Some 77 of them have traveled to Syria and Iraq, the intelligence data says, adding that about 50 of them are regarded as posing “an acute threat” to the German security and are subjects to “increased surveillance.”
Salafists in Germany is a problem that needs to be addressed urgently. They are still building mosques especially in former East Germany where their influence is growing. Salafists will not be absorbed into German society, they will never put German laws above Sharia and they have one goal - to subject the world to Sharia. Germany needs to shut down Salafist mosques as they did in France or they will pay a high price.
Two weeks ago, police detained two men suspected of terrorism in Goettingen. The investigators found combat weapons, ammunition, data storage devices and Islamic State flags in their apartment during the raid. One of the suspects was an Algerian, 27, while the second one was a Nigerian, 22.
The Regional Interior Ministry initiated deportation for both suspects but they legally challenged this decision, German media report. Their cases were eventually handed over to the Federal Administrative Court in Leipzig.

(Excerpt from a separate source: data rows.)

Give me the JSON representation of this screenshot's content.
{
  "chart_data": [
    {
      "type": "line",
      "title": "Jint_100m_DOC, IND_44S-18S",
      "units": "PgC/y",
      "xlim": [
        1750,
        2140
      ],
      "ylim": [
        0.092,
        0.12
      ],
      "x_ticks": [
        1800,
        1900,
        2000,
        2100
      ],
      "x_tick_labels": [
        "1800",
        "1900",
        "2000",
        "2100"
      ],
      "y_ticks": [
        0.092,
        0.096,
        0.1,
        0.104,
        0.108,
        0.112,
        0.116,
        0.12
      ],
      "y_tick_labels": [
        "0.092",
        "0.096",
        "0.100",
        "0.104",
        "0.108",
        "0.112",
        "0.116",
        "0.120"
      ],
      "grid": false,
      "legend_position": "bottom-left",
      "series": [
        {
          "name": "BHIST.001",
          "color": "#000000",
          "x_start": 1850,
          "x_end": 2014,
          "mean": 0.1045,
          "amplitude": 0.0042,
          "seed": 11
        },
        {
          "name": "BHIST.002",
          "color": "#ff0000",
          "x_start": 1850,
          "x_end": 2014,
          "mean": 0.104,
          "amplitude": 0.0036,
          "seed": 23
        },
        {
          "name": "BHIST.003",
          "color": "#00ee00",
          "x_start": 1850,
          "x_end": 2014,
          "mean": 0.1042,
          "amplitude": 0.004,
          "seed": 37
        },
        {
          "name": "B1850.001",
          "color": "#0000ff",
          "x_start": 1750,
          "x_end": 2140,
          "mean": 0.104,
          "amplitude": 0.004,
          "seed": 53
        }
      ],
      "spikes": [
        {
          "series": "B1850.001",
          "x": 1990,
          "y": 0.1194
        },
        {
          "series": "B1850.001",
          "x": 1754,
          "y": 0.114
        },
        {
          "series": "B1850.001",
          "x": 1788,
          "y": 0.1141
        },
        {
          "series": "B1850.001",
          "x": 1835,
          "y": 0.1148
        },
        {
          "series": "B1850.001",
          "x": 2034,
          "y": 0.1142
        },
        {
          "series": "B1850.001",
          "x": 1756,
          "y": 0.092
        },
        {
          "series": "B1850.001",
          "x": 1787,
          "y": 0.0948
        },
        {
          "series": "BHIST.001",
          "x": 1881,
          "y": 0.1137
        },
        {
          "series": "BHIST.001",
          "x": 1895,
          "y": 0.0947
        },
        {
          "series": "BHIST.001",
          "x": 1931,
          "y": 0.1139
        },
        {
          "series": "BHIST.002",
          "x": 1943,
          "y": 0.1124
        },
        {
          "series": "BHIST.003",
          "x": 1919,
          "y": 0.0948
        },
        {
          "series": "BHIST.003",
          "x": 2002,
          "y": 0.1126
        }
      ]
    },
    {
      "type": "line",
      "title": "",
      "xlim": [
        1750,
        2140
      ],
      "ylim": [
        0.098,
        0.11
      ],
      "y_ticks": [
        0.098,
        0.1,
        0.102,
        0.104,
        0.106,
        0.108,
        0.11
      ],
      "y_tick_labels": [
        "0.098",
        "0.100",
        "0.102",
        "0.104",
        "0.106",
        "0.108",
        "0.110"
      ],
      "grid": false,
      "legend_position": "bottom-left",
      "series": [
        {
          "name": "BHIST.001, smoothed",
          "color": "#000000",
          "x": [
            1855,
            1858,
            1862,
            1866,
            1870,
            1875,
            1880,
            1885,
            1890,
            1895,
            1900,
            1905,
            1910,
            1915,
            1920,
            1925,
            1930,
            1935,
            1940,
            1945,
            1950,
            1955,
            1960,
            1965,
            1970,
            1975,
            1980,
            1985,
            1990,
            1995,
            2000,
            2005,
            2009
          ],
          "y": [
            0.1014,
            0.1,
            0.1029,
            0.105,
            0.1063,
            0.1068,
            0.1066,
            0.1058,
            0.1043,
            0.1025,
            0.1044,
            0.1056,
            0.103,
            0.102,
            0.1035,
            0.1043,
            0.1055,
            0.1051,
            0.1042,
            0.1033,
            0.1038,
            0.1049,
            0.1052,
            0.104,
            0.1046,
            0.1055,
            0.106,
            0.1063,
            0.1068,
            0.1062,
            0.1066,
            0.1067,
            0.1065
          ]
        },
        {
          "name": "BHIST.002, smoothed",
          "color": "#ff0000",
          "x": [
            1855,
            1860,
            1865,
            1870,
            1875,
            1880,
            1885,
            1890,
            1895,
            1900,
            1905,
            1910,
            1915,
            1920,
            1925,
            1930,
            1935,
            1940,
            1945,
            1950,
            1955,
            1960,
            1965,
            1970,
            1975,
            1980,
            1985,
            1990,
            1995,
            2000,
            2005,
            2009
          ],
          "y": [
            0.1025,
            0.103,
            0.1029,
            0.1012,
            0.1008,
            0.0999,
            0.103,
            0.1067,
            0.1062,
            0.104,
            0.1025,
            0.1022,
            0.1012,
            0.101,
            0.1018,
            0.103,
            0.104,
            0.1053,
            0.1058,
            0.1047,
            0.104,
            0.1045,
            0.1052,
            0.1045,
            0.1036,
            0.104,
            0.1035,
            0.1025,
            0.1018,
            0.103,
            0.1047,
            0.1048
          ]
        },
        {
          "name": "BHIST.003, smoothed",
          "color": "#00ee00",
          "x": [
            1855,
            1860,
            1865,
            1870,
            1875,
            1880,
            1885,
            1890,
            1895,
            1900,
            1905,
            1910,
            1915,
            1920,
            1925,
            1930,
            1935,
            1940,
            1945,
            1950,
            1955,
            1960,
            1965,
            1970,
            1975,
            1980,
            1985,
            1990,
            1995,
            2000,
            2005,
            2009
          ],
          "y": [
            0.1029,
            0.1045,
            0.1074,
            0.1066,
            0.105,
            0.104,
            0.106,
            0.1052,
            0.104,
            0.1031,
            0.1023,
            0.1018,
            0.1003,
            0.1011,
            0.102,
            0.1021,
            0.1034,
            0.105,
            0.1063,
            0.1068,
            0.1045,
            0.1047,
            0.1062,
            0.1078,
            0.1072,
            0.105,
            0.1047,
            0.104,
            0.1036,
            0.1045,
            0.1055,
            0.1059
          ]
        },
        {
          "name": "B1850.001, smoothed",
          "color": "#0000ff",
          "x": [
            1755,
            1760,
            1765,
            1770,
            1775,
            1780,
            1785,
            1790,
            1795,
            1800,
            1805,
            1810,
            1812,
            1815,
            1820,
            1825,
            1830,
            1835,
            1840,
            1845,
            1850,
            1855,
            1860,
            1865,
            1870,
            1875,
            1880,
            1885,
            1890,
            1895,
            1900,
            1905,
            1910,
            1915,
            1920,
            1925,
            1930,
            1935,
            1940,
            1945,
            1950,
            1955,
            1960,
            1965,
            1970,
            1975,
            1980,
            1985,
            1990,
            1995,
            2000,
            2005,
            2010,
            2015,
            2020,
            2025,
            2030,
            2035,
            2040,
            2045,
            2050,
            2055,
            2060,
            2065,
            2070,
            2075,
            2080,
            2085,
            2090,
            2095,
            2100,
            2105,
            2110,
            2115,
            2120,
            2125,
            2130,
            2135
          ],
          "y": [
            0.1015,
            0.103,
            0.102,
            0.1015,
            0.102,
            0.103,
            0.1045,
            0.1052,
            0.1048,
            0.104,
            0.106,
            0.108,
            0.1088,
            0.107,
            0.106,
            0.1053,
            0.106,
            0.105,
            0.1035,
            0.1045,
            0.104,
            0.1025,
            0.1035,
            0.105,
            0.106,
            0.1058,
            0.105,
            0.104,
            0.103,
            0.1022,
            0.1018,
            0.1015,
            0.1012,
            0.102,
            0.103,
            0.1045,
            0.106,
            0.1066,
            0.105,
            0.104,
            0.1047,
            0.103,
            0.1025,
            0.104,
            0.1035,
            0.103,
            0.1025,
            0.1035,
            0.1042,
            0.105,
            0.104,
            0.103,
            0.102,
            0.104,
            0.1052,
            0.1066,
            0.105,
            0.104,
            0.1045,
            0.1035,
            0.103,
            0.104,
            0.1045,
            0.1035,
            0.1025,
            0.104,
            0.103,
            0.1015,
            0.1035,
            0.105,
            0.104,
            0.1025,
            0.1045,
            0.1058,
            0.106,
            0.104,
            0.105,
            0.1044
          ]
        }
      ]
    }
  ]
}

In the meantime, the BfV once again warned that Islamist terrorists pose a significant threat to Germany. Hans-Georg Maassen, the head of the BfV, said this week that his service receives from two to four tips relating to some potentially dangerous acts a day. He also added that the number of potential terrorists and their supporters has recently reached 1,600 people.
That is a whole lot of people to manage! It would require a Communist-era Stasi-like force to keep track of them. I can't imagine that is something Germans want.